In non-excitable cells depletion of the intracellular Ca²⁺ stores induces Ca²⁺ influx across the plasma membrane (PM), but the mechanism underlying store-mediated Ca²⁺ entry (SMCE) remains unclear. Hypotheses have considered both direct and indirect coupling mechanisms. Recently, a secretion-like coupling model, which shares properties with the direct coupling, has been proposed (Patterson et al. 1999; Rosado et al. 2000). This mechanism involves a physical and reversible interaction between the endoplasmic reticulum (ER) and the PM where the actin cytoskeleton plays an important role (Rosado et al. 2000; Rosado & Sage, 2001). In the present study, the nature of the mechanism underlying SMCE in pancreatic acinar cells has been investigated through a combination of cytoskeletal modifications.

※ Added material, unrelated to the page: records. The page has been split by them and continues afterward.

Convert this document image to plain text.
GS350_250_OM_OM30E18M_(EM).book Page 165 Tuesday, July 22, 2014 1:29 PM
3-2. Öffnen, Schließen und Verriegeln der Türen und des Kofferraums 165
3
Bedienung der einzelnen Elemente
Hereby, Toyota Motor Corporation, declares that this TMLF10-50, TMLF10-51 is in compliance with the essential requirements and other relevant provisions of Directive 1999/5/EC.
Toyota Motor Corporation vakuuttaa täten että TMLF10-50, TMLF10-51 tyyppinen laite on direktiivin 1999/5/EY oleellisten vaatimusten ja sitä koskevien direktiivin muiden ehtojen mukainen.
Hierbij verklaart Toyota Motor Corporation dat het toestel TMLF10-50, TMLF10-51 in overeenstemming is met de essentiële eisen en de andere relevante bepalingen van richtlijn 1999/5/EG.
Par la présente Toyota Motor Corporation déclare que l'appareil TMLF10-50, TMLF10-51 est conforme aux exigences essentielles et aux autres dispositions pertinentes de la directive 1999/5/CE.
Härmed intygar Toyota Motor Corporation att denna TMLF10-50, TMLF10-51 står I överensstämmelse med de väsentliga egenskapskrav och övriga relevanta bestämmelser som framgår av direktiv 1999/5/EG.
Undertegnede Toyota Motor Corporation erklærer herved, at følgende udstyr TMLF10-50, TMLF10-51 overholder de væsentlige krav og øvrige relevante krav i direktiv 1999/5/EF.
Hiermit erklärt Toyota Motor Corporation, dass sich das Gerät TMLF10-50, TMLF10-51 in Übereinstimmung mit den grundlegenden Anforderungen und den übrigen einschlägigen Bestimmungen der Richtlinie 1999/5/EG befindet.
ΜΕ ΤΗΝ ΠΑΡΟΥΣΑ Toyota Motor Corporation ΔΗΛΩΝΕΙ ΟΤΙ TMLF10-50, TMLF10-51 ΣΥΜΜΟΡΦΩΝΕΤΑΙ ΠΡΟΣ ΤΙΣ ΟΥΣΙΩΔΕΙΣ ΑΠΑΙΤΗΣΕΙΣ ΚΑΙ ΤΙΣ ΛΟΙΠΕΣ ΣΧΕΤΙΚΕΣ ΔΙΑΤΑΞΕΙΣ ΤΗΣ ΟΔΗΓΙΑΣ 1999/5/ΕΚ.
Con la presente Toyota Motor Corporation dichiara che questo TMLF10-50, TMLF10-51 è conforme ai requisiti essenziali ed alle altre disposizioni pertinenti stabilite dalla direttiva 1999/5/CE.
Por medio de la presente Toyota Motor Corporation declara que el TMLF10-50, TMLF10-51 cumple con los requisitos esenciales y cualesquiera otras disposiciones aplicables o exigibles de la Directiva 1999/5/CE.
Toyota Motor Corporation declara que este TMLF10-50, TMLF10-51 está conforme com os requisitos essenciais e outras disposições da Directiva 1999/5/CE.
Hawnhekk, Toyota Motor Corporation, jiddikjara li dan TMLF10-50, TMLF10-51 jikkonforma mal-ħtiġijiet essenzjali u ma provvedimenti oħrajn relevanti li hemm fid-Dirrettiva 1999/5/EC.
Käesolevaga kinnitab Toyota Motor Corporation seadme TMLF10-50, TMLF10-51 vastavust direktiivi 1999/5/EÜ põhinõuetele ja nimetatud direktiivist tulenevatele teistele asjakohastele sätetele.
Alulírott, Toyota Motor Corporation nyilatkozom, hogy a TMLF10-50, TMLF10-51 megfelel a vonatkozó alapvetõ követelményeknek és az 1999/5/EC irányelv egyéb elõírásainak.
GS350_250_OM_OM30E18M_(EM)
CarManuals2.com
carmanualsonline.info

Donor mice were humanely killed by rapid cervical dislocation. Pancreatic acinar cells were isolated and fluorescence measured as previously described (Pariente et al. 2001). Thapsigargin (TG)-induced SMCE was estimated as the integral of the rise in [Ca²⁺]_i for 2.5 min after addition of Ca²⁺. In a Ca²⁺-free medium, TG induced a transient increase in [Ca²⁺]_i due to Ca²⁺ release from internal stores. The subsequent addition of Ca²⁺ (2 mM) to the medium resulted in a rapid increase in [Ca²⁺]_i indicative of SMCE. Treatment of pancreatic acinar cells with the cytoskeletal disrupters cytochalasin D (CD; 10 µM) and latrunculin A (Lat A; 3 µM) significantly reduced the activation of SMCE by 78.8 ± 8.8 and 46.6 ± 9.8 %, respectively (S.E.M.; n = 5-10, P < 0.01, Student’s paired t test). In addition, when CD or Lat A was added once SMCE had been activated, Ca²⁺ entry was reduced by 50.5 ± 4.4 and 48.2 ± 1.0 %, respectively (n = 5, P < 0.01). To investigate the role of the apical cytoskeleton in SMCE we induced stabilisation of a cortical actin barrier using jasplakinolide (JP). Treatment of pancreatic acinar cells with 10 µM JP reduced the activation of SMCE by 52.5 ± 3.8 % (n = 5-10, P < 0.01) without having any effect on the maintenance. JP also reduced Ca²⁺ entry stimulated by 1 nM CCK-8, a physiological agonist, without having any effect on the release of Ca²⁺ from the stores, suggesting that it is unlikely that a diffusible molecule mediates SMCE in these cells. Such a factor could reach the PM after cytoskeletal modifications since InsP₃, generated by CCK-8, was able to stimulate Ca²⁺ release. These findings suggest that, as for secretion, the actin cytoskeleton plays a double role in SMCE, acting as a negative clamp, preventing the interaction between the ER and PM, but also is required for this mechanism since the cytoskeleton disrupters impaired Ca²⁺ entry.

This work was supported by DGESIC (BFI2001-0624) and Programa Propio of UEX. P.C.R. is supported by a DGESIC fellowship.